Tuberculosis in Rwanda: geospatial analysis to identify missing at-risk populations

Patrick Migambi: By implementing some of the WHO’s recommendations, we have significantly improved our tuberculosis detection rate, increasing it from 69% to 91%. But we hope to go even further, particularly by curing at least 88% of affected individuals nationwide.

Ente Rood: The Rwandan tuberculosis program is indeed very effective, with a broad diagnostic network. However, there are still small groups of key and vulnerable populations (KVP), particularly marginalized groups, who are not identified by the health system and among whom the disease continues to spread.

Ente Rood: These challenges are common and are neither specific to Rwanda nor to tuberculosis. For this epidemic, as well as many other infectious diseases, one of the biggest challenges lies in determining who are the people at risk, where they can be found and how many people with TB are missed. People commonly only seek medical care when they have symptoms, when they know they are sick, when they have access to healthcare, and when they can afford it. You can imagine there are many reasons why people are not aware of the possibility that they have TB, such as lack of money, lack of time, or not seeing the necessity to seek care when they have TB symptoms.

Rwanda has high-quality tuberculosis diagnostic tools. The main challenges, therefore, stem more from the social stigma associated with screening. The infrastructure is largely in place, yet people are still being missed by the system; the remaining barriers are primarily socio-economic.

Patrick Migambi: From an epidemiological perspective, it is crucial to target the people most at risk. The disease is not evenly distributed—for example, there are relatively few cases in the general population. This is why we rely on mapping and geospatial tools, allowing us to go into as much detail as possible, down to the smallest administrative unit, and estimate risk factors at every level.

Ente Rood: The combination of the MATCH methodology and the KVP size estimation tool enables the establishment of a geostatistical approach to identify cases where at-risk individuals may have been missed by the healthcare system.

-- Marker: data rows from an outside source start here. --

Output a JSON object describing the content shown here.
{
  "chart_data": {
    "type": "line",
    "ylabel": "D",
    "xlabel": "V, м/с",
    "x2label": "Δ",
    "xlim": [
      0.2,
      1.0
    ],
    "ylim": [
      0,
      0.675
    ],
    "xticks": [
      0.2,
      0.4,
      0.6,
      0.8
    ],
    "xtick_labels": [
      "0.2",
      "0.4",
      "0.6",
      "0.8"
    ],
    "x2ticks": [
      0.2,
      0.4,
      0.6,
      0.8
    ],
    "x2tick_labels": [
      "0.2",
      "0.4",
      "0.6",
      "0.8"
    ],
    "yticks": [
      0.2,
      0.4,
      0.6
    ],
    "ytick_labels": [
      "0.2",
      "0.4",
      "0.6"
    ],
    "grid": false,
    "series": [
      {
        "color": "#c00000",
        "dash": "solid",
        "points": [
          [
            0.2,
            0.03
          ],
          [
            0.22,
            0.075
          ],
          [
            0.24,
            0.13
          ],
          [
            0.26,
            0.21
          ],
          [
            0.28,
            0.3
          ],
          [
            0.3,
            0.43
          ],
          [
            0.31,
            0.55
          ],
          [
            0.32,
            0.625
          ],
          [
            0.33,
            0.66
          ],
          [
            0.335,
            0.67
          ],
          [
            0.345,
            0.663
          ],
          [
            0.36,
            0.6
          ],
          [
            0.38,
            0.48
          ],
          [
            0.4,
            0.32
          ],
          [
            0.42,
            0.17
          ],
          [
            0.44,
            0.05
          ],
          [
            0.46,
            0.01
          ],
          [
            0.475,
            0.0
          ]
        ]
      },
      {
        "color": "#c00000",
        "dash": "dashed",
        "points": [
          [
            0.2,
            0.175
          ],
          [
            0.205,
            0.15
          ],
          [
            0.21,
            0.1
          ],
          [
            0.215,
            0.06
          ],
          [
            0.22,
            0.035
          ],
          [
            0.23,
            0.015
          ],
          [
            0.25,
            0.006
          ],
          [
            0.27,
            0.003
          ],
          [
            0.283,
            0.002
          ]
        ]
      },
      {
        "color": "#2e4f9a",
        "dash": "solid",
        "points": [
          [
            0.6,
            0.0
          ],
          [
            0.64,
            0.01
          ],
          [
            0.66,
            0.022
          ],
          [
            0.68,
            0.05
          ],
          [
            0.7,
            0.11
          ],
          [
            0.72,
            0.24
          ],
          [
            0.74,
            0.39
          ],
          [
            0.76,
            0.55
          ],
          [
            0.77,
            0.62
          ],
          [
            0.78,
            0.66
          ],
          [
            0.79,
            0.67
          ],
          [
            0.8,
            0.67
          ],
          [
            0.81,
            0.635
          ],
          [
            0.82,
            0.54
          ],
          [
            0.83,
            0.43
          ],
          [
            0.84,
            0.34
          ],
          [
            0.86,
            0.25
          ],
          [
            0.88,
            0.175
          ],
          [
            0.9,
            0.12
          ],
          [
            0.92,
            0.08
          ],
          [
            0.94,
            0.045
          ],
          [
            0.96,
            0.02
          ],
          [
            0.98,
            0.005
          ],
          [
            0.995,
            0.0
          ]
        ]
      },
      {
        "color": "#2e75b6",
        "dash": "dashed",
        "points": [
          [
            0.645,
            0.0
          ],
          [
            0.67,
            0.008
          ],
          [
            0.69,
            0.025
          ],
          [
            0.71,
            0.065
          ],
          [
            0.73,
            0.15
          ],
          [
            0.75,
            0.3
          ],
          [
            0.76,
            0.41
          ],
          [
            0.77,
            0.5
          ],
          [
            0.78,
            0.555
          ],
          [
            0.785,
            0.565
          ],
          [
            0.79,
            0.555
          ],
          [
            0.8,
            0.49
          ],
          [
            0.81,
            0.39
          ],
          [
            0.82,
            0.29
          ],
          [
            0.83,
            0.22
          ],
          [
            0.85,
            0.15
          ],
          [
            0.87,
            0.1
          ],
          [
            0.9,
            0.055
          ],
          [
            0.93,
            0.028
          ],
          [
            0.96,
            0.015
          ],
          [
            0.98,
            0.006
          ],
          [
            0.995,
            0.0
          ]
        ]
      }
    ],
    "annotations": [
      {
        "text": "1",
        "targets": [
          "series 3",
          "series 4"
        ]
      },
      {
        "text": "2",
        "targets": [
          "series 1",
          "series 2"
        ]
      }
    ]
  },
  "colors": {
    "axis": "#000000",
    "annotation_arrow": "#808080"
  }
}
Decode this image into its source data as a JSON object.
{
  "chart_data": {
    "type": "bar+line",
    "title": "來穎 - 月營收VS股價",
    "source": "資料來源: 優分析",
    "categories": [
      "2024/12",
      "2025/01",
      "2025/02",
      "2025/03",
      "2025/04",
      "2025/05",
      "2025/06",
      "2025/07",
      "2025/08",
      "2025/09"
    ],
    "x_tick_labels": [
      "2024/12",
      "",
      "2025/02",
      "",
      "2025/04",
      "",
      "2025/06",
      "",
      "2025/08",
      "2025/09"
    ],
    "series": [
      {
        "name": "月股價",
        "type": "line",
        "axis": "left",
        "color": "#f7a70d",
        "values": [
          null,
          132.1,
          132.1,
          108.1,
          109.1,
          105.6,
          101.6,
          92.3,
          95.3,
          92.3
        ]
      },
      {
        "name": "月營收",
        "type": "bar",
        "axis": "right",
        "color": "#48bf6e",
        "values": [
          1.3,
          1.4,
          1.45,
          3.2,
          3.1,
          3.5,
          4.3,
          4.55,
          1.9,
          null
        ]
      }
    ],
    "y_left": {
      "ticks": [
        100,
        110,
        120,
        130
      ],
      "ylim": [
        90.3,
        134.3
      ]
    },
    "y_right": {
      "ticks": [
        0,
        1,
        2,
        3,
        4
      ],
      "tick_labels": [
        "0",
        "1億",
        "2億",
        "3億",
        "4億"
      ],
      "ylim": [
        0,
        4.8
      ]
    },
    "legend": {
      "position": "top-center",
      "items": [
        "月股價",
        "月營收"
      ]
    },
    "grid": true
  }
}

Patrick Migambi: The three main components of the MATCH approach are simple: identifying tuberculosis risks, assessing access to healthcare services, and reporting all detected and treated cases. All of this aims to improve diagnosis, reduce transmission, and curb the pandemic.

Ente Rood: We compare tuberculosis detection statistics with performance indicators. By considering the population’s socio-economic data, the spatial analysis of these results reveals anomalies in certain areas, which—once verified—can indicate the presence of vulnerable populations that have been missed by the healthcare system.

Ente Rood: This KVP tool adds a more qualitative dimension. We interviewed representatives from various stakeholder groups to help us prioritize KVPs amongst 22 vulnerable groups identified in Rwanda. Together with the national tuberculosis control program and KIT, these representatives identified six KVPs which currently are not prioritized by the TB program, including sex workers, people who use drugs, migrants, people with alcohol use disorders, and others. We then worked to classify and estimate the size of these groups nationwide and to determine where increased tuberculosis testing efforts should be focused.

Patrick Migambi: Knowing the size of high-risk groups is essential for screening planning. It allows us to conduct a cascade analysis of the patient—not considering their case in isolation but within the context of their community. This information helps us design interventions and prioritize areas for action. During the intervention phase, we aim to identify people who are not yet in contact with the healthcare system. Do they recognize the symptoms of the disease? Do they know where to seek treatment? Are diagnostic tools available in their area? Finally, we check whether diagnosed individuals have received and followed their treatment, and confirm that they have fully recovered.

Patrick Migambi: This spatial and mapping analysis was recommended to us by the Global Fund. Since we were not familiar with this type of approach, we investigated other countries that had carried out similar work with the support of L’Initiative. We then requested technical assistance, which led to the collaboration between RBC and KIT.

Ente Rood: L’Initiative supported RBC’s project, and KIT was selected to lead this work. It also helped us gain access to certain public health data to feed the MATCH statistical models. Our collaboration has been very successful.